CFP/S: LEA Special Issue–Wild Nature and Digital Life

Guest editors Sue Thomas and Dene Grigar invite submissions of essays, interviews, reports, bibliographies, course syllabi and artworks themed around “Wild Nature and Digital Life” for a special issue of Leonardo Electronic Almanac. The issue will explore such questions as how humans are reinventing “the wild” digitally; how the advent of digital technology has changed the relationship between humans and wild nature; and how the notion of wild nature can be extended to the digital world. Read the full call; send inquiries to Sue Thomas and Dene Grigar at digitalwild@astn.net. The deadline for initial expressions of interest is July 8, 2005; the final submission deadline for chosen contributors will be September 2, 2005.

“Ciutat de Vinaros” Digital Literature Prize

Hermeneia, a research group focusing on literary studies and digital technology at the Universitat Oberta de Catalunya (UOC), has teamed up with the town of Vinaros, Catalonia, Spain, to offer a new award for digital literature, the Ciutat de Vinaros Digital Literature Prize. Two awards of 2,500 euros will be given in the categories of narrative and poetry. The deadline for submission is September 8, 2005. Only previously unpublished works are eligible.

FILE Call for Proposals

FILE is one of the world’s most significant gatherings for consideration and exhibition of computational language. It has taken place in São Paulo, Brazil for each of the last five years, and currently entries are still open for 2005 (until May 1). Standing backward (in English) for “Electronic Language International Festival” or forward (in Portuguese) for “Festival Internacional de Linguagem Eletrônica,” FILE includes an exhibition of digital text art, a symposium with the same focus, a section specific to games, and a parallel electronic music festival. FILE will be in early October this year.

Psy-Geo Provflux 2005

Psy-Geo Provflux 2005 is looking for people to propose, plan, and/or participate in a weekend of interventions, lectures, shows, and events that encourage others to reinvent their social spaces May 27-29 in Providence, Rhode Island. Looks like it will be a weekend of happenings. Submissions are due April 15th.

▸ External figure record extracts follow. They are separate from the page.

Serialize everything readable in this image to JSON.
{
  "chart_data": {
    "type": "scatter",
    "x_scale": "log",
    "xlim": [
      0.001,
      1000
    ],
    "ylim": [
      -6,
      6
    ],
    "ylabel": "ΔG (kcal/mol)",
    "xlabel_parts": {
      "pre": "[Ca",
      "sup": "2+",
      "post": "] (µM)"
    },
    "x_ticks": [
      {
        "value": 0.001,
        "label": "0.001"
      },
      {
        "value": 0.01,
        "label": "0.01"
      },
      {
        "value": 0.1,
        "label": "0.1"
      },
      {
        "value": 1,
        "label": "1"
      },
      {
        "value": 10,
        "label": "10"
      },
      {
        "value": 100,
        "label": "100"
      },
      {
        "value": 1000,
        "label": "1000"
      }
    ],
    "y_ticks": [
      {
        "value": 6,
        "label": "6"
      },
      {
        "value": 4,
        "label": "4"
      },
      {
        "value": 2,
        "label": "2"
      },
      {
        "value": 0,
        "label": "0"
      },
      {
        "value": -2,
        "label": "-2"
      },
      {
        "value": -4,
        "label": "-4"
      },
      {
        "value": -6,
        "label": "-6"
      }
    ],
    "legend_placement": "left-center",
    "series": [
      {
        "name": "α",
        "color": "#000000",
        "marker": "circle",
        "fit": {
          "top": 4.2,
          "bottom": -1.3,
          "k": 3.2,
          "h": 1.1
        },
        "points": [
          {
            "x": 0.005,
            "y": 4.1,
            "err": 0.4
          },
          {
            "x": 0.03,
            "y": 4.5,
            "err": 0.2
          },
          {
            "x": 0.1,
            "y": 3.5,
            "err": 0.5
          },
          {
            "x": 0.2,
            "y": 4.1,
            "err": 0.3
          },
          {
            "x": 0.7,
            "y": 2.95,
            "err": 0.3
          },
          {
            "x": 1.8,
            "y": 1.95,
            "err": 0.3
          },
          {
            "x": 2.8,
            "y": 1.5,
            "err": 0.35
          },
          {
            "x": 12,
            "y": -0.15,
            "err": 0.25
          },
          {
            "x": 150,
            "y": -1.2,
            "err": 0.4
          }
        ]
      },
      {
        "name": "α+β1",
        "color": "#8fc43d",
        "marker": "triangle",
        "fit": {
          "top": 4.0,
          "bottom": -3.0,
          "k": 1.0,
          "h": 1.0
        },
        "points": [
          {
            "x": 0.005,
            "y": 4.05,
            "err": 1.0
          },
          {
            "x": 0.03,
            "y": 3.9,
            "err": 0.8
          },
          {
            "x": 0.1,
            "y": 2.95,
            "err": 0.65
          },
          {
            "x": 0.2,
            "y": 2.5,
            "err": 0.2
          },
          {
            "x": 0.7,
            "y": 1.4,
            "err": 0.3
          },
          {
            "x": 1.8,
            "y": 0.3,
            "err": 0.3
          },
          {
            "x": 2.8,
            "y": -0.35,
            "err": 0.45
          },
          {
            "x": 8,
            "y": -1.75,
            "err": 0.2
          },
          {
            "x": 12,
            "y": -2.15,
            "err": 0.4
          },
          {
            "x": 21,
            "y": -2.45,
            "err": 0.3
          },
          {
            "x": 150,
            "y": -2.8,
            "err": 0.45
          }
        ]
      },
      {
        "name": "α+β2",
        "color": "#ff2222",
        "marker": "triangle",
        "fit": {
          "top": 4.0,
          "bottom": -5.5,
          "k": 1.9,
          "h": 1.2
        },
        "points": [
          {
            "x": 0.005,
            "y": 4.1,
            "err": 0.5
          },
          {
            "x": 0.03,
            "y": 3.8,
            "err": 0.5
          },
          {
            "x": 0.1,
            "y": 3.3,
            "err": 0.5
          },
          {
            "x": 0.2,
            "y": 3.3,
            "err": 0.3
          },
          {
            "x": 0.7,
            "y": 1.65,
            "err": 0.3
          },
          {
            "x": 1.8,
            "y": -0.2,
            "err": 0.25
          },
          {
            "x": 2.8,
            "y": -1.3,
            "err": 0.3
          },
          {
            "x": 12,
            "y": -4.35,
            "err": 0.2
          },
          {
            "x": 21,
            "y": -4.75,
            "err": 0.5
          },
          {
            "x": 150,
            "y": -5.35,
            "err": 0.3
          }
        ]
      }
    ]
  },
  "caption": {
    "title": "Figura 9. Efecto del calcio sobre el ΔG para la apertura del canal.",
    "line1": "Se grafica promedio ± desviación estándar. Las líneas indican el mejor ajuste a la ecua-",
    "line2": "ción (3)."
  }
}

ISEA 2006: Interactive City

From the call for proposals for one of 4 themes of the next ISEA, in San Jose:

The Interactive City seeks urban-scale projects for which the city is not merely a palimpsest of our desires but an active participant in their formation. From dynamic architectural skins to composite sky portraits to walking in someone else’s shoes to geocaches of urban lore to hybrid games with a global audience, projects for the Interactive City should transform the “new” technologies of mobile and pervasive computing, ubiquitous networks, and locative media into experiences that matter. … Interactive City proposals should embrace aspects of the city of San José and/or the surrounding metropolitan San Francisco Bay Area specifically. We are seeking projects that are large in scale, require advanced or special planning and/or permissions.

Early proposals are due April 22.

Deadlines Extended for Three (dis)junctions Panels

The deadlines for submission to three panels at the (dis)junctions: theory reloaded graduate conference at UC Riverside have been extended to February 12, 2005: “Chatbots, IF, and Textual Exchange”; “Original Hypermedia, Net.Art, Mods, Flash”‘; and “Eliterature and Cybertext Theory”. For the complete CFPs, visit the global_interface Mellon Workshop website. The conference will take place April 8-9, 2005.

SLS Paris 2004

The third SLS European Conference will be held in Paris from June 23 to 26, 2004. The conference, themed “Conversation: Enacting New Synergies in Arts and Sciences,” will allow scholars to exchange ideas about a wide variety of topics in the humanities and sciences. Topics include biotechnology, complexity in art and science, visualization technologies, translating between disciplines, and more. For additional information about the conference and the call for papers, email slsparis04 at aol dot com.

CFP: Fibreculture Journal

The Fibreculture Journal is a peer-reviewed journal that explores the issues and ideas regarding internet theory, criticism, research, and wider social formations. Papers are invited for the “Contagion and the Diseases of Information” Issue of the Fibreculture Journal, to be published in the first half of 2005.